Его звали Виттоэ Тиамин, какое-то имя у такого человека должно быть. Всю свою жизнь он прожил с матерью на горе. Никто больше его понять не мог, потому что они с матерью были последними мионийцами на свете. Говорили оба с жаром да быстро — по крайней мере, так казалось нам, посторонним (если теперь мне позволительно причислить себя к близким), — а главное, громко; правда, в силу местоположения горной усадьбы даже их астматическое дыхание было пыткой для всего поселка.
Шло время, мать умерла. И теперь он один во всем свете оставался носителем тех пятидесяти — девяноста тысяч слов, хотя бы сотня которых могла помочь прочим, живым языкам выбраться из категориальных ошибок, метафизических ловушек и филологических тупиков. Или хоть десяток. Или даже одно-единственное. Но эти континенты слов канули в пучину, безвозвратно. Что такое язык, понятный лишь одному человеку?
(Сугубо конфиденциально могу сообщить, что в пучину посылали-таки — а что это означает, для моего ума непостижимо — ныряльщиков, чтоб попытаться выловить золото, но единственное, что, во всяком случае до сих пор, как будто бы удалось отыскать, это повседневные слова вроде «как… так и», «мозоль», «потому что», да и то толкование пока ненадежно.)
С другой стороны, что такое язык, если говорит на нем лишь один человек, причем не понимая. Ведь именно так обстоит со мной: я наверняка знаю тысяч десять мионийских слов, но ни единого не понимаю. Я же был ребенком и волей-неволей подслушивал, хоть и усвоил, что это дурная привычка. (Я часто размышлял над заповедью «Подслушивать дурно». Много размышлял.

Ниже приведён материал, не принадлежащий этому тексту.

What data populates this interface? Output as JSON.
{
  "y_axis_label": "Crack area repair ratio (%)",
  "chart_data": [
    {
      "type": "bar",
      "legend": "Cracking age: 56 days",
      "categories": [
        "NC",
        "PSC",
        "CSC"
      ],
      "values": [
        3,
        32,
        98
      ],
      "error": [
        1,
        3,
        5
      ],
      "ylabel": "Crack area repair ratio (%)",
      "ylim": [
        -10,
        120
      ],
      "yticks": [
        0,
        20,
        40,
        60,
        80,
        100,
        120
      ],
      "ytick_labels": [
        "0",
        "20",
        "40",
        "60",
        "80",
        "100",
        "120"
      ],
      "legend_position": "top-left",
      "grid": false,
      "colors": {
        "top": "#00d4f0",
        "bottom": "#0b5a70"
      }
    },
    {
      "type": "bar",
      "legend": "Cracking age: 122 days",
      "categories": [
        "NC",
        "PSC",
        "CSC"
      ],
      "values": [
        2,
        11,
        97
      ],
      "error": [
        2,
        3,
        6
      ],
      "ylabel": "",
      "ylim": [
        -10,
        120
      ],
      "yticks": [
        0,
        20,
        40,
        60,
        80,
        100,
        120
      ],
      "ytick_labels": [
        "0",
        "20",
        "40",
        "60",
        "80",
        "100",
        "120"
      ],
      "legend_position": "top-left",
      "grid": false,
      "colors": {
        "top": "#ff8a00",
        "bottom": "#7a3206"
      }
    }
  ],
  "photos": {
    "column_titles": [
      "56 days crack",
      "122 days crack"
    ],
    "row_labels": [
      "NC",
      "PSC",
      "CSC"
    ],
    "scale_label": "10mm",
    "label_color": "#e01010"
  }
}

И даже сделал кое-какие выводы.) Возможно, я слышал агрономические расчеты, богословские софизмы — или рецепт варенья из шикши. «Bredmenck, iory kappesam dervit». Длинные обрывки вроде: «Lavi eberzin alomatti wrkat». «Iperke mans telvor riedjek». Я владею формой, но не содержанием. Все чаще я ловлю себя на том, что «думаю» по-мионийски, но, как ты понимаешь, толку от этого чуть. «Babinmick tjis baordonit hagge masferits albo konvelsh adiori». До смерти утомительно, когда не можешь вникнуть в некий язык, где понимание прячется в засаде. «Kwat iperomen svalvi ehik aboli tavat merski». Знать бы только, что́ я думаю, хоть на самый что ни на есть краткий миг, — и тогда, как мне представляется, откроется огромный шлюз, хлынет поток. «Strang kvov belim ta mana frong, iq vever balm oltji. Hagg? Hagg ori». Вот так звучит для тебя моя речь, Пьетюр?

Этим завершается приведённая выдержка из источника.